You'll want to acquaint yourself with custom segments if you take this
approach too.

custom segments (from the google knowledge base):

[http://support.google.com/googleanalytics/bin/answer.py?hl=e...](http://support.google.com/googleanalytics/bin/answer.py?hl=en&answer=108040)

this blog post does a better job of explaining how to use them though imho:

[http://www.searchenginepeople.com/blog/monitor-seo-
projects-...](http://www.searchenginepeople.com/blog/monitor-seo-projects-
with-google-analytics-custom-segments.html)

------
bialecki
This is a hard question to answer in the abstract. What are the top 2-3
questions you want to answer?

If it's about understanding the users of your app and what they look like, GA
probably wouldn't be a good choice even if you didn't have a single page app
because it's tailored for tracking activity across all users, not activity
broken down by user. (For instance, it's good at answering the question,
"Which feature gets the most usage?" not, "Which feature is used by the most
people?" and that's an important difference.)

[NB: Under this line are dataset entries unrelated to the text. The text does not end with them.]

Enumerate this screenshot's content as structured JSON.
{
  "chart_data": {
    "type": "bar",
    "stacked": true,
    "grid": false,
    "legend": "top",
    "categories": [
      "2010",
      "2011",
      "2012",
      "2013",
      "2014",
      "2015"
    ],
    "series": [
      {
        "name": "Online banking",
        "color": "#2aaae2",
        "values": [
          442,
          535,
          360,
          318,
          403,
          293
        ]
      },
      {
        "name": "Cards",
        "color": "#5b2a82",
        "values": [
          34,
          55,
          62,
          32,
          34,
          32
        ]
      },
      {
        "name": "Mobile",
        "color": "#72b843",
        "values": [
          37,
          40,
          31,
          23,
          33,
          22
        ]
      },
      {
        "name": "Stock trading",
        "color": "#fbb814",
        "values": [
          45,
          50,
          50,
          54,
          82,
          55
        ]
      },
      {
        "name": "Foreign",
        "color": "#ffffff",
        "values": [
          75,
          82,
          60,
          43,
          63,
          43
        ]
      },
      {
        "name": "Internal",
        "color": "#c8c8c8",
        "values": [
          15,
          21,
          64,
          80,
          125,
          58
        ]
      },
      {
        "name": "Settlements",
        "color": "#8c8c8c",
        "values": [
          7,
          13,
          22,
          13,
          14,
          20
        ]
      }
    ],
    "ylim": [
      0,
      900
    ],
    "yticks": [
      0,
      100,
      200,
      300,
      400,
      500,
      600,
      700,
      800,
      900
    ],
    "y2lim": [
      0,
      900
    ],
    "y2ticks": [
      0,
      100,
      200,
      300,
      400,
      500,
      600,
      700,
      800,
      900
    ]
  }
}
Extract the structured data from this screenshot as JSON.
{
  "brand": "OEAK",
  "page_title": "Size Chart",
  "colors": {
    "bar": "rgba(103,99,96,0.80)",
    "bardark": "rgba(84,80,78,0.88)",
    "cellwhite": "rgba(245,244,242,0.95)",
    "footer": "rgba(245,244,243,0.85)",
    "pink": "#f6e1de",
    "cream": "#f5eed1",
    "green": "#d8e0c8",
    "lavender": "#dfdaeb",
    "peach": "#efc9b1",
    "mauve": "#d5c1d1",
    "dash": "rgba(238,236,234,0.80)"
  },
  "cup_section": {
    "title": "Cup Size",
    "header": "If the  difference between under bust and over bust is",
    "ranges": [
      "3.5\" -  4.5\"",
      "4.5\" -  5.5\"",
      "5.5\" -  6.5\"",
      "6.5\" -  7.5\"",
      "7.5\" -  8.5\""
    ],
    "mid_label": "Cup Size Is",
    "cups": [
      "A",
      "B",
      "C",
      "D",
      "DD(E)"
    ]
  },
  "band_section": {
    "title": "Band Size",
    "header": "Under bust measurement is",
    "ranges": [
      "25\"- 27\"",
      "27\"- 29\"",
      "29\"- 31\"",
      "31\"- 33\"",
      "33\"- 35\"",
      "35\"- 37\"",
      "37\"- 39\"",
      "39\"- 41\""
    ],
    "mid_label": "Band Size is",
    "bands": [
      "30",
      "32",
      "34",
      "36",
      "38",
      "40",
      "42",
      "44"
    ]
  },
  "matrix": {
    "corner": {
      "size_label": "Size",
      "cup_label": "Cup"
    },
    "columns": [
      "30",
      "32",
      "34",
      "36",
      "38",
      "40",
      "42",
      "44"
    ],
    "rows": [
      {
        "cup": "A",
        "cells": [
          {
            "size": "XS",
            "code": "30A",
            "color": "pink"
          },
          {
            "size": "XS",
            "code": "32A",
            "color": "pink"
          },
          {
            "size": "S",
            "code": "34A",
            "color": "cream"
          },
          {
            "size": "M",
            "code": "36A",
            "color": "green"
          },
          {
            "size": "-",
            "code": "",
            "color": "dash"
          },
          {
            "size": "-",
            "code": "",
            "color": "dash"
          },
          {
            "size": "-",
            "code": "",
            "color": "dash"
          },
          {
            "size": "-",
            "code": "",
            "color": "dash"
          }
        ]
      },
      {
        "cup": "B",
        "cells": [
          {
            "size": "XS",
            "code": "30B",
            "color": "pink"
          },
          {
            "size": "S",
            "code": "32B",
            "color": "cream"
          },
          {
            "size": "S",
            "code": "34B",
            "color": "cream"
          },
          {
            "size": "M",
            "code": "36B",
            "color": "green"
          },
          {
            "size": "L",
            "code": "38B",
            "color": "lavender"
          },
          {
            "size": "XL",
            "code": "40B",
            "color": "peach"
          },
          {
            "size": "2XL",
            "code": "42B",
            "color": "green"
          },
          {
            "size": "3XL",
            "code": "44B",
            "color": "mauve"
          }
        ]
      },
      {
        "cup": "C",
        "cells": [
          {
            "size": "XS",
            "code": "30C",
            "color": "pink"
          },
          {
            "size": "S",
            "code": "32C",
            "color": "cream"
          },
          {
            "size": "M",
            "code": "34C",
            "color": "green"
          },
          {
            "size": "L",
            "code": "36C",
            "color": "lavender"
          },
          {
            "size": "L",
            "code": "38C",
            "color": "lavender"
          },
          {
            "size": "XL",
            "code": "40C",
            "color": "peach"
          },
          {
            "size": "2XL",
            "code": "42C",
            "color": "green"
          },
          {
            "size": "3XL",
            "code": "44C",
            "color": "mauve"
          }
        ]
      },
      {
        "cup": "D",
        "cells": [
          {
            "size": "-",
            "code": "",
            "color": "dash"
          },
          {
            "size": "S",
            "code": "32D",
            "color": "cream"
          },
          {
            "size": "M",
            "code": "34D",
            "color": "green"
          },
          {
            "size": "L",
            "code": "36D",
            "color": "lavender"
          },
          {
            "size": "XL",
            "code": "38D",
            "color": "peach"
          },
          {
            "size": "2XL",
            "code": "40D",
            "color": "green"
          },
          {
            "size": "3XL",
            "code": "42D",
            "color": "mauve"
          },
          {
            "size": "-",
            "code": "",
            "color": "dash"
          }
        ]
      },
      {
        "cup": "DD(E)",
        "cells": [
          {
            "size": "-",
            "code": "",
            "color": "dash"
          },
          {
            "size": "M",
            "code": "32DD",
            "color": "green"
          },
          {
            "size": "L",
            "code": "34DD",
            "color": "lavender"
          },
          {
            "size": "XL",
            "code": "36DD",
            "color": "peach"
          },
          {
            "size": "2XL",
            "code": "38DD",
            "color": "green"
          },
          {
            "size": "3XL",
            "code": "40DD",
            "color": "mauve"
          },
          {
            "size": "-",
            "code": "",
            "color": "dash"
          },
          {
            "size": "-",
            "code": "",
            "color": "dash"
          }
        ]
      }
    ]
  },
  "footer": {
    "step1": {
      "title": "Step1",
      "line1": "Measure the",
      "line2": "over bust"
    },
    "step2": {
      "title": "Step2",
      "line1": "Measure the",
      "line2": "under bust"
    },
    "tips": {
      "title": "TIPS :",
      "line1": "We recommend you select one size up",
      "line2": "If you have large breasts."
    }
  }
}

Many analytical tools claim they can answer the latter question, but look for
example use cases to make sure they're answering the right question. A little
research up front can save you the time of integrating a service only to find
it doesn't answer the questions you want answered.

------
bwang29
"Is there another solution?" You could definitely start building some simple
analytic functions into your product (even writing text files on your backend
when some user behavior happen will work). Be flexible and focus on priority.
It might be helpful to learn some linux commands like awk to quickly analyze
your data. But this question depends much on your exact needs.